* [PATCH] Speed up regex UTF-8 handling (take 2)
@ 2003-11-12 13:47 Jakub Jelinek
0 siblings, 0 replies; only message in thread
From: Jakub Jelinek @ 2003-11-12 13:47 UTC (permalink / raw)
To: Ulrich Drepper, Roland McGrath; +Cc: Glibc hackers
Hi!
It seems there are no interesting charsets with similar property as UTF-8
for backward searches, so this patch (which relies on the infrastructure
patch I've just posted) simply special cases UTF-8 instead of adding hooks.
2003-11-12 Jakub Jelinek <jakub@redhat.com>
* posix/tst-regex.c (umemlen): New variable.
(test_expr): Add expectedicase argument. Test case insensitive
searches as well as backwards searches (case sensitive and
insensitive) too.
(run_test): Add icase argument. Use it to compute regcomp flags.
(run_test_backwards): New function.
(main): Cast read to size_t to avoid warning. Set umemlen.
Add expectedicase arguments to test_expr.
* posix/regex_internal.c (re_string_reconstruct): If is_utf8,
find previous character by walking back instead of converting
all chars from beginning.
--- libc/posix/regex_internal.c.jj 2003-11-12 08:26:45.000000000 +0100
+++ libc/posix/regex_internal.c 2003-11-12 09:48:11.000000000 +0100
@@ -438,10 +438,40 @@ re_string_reconstruct (pstr, idx, eflags
if (pstr->mb_cur_max > 1)
{
int wcs_idx;
- wint_t wc;
- pstr->valid_len = re_string_skip_chars (pstr, idx, &wc) - idx;
- for (wcs_idx = 0; wcs_idx < pstr->valid_len; ++wcs_idx)
- pstr->wcs[wcs_idx] = WEOF;
+ wint_t wc = WEOF;
+
+ if (pstr->is_utf8)
+ {
+ const unsigned char *raw, *p, *end;
+
+ /* Special case UTF-8. Multi-byte chars start with any
+ byte other than 0x80 - 0xbf. */
+ raw = pstr->raw_mbs + pstr->raw_mbs_idx;
+ end = raw + (pstr->valid_len > offset - pstr->mb_cur_max
+ ? pstr->valid_len : offset - pstr->mb_cur_max);
+ for (p = raw + offset - 1; p >= end; --p)
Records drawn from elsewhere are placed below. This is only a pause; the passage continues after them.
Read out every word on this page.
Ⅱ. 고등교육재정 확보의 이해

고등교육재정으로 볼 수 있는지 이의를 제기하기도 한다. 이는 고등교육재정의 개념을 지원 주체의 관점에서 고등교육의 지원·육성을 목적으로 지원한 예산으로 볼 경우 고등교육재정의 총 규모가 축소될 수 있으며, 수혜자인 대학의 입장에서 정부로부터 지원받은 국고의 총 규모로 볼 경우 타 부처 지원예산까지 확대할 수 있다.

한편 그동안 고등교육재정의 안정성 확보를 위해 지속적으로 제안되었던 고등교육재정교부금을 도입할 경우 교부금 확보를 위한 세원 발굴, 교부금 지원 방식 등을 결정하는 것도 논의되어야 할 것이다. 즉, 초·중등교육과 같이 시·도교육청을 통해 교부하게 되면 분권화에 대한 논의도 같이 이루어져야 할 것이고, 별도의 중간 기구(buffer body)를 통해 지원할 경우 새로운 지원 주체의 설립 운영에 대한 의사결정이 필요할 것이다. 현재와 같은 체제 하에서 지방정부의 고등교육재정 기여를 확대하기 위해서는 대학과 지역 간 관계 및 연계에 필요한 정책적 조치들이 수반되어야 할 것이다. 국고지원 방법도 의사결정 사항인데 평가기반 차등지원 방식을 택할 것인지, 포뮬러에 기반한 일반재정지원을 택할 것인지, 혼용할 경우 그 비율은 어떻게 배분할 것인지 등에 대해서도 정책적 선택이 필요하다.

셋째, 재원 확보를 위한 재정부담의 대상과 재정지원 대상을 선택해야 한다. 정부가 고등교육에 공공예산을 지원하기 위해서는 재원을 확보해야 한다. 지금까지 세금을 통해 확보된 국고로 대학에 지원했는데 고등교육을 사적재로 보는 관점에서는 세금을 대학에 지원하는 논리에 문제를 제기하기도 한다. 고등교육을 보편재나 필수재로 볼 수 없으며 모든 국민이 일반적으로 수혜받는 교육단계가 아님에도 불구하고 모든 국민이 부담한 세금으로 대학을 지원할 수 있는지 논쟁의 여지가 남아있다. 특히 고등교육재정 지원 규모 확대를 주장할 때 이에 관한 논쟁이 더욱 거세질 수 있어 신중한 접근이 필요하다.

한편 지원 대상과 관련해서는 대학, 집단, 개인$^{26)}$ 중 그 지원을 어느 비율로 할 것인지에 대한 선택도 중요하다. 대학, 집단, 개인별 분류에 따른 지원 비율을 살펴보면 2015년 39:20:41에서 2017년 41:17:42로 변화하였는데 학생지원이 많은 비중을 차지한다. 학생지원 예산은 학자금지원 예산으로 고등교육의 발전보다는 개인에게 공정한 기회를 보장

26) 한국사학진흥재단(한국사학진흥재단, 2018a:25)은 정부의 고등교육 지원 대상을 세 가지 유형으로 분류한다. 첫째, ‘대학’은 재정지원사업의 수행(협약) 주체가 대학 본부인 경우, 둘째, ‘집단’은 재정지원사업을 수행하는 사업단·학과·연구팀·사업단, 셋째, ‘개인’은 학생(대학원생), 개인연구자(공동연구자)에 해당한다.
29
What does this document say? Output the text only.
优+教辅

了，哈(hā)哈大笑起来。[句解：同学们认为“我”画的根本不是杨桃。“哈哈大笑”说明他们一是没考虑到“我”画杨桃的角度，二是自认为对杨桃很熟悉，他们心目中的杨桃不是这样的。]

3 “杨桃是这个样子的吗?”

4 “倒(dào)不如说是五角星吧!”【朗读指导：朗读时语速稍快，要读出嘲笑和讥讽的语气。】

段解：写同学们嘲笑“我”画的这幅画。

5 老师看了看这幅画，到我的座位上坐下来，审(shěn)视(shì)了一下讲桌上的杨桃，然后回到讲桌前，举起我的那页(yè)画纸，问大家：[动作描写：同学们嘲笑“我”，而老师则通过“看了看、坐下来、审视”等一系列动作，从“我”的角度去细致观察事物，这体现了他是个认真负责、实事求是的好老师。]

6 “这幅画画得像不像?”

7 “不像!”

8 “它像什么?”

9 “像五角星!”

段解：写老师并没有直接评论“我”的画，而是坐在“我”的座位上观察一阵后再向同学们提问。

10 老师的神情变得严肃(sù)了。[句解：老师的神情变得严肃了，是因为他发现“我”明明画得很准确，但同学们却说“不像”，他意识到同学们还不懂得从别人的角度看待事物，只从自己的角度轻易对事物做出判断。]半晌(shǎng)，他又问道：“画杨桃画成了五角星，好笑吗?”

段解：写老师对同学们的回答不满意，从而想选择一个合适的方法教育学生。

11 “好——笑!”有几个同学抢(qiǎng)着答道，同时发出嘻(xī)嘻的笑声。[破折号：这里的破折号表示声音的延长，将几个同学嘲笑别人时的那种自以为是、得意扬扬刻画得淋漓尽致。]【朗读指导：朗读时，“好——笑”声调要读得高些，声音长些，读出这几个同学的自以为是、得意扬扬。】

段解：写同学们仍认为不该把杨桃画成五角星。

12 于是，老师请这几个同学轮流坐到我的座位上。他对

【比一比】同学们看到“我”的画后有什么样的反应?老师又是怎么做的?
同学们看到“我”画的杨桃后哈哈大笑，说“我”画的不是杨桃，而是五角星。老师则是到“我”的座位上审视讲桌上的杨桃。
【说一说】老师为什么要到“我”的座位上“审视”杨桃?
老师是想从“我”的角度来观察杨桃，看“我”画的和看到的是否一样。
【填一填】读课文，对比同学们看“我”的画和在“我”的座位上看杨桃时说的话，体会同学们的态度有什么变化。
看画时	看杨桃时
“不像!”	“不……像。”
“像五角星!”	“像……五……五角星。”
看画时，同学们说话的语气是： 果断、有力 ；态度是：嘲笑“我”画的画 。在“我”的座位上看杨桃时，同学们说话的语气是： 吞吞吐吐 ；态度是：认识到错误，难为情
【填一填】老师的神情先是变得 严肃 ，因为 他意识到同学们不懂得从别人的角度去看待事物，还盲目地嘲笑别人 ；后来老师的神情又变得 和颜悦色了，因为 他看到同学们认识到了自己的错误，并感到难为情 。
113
+ if ((*p & 0xc0) != 0x80)
+ {
+ mbstate_t cur_state;
+ wchar_t wc2;
+
+ memset (&cur_state, 0, sizeof (cur_state));
+ if (mbrtowc (&wc2, p, raw + offset - p, &cur_state)
+ == raw + offset - p)
+ {
+ memset (&pstr->cur_state, '\0',
+ sizeof (mbstate_t));
+ wc = wc2;
+ }
+ break;
+ }
+ }
+ if (wc == WEOF)
+ {
+ pstr->valid_len = re_string_skip_chars (pstr, idx, &wc) - idx;
+ for (wcs_idx = 0; wcs_idx < pstr->valid_len; ++wcs_idx)
+ pstr->wcs[wcs_idx] = WEOF;
+ }
if (pstr->trans && wc <= 0xff)
wc = pstr->trans[wc];
pstr->tip_context = (IS_WIDE_WORD_CHAR (wc) ? CONTEXT_WORD
--- libc/posix/tst-regex.c.jj 2001-07-06 06:55:38.000000000 +0200
+++ libc/posix/tst-regex.c 2003-11-12 09:32:11.000000000 +0100
@@ -1,4 +1,4 @@
-/* Copyright (C) 2001 Free Software Foundation, Inc.
+/* Copyright (C) 2001, 2003 Free Software Foundation, Inc.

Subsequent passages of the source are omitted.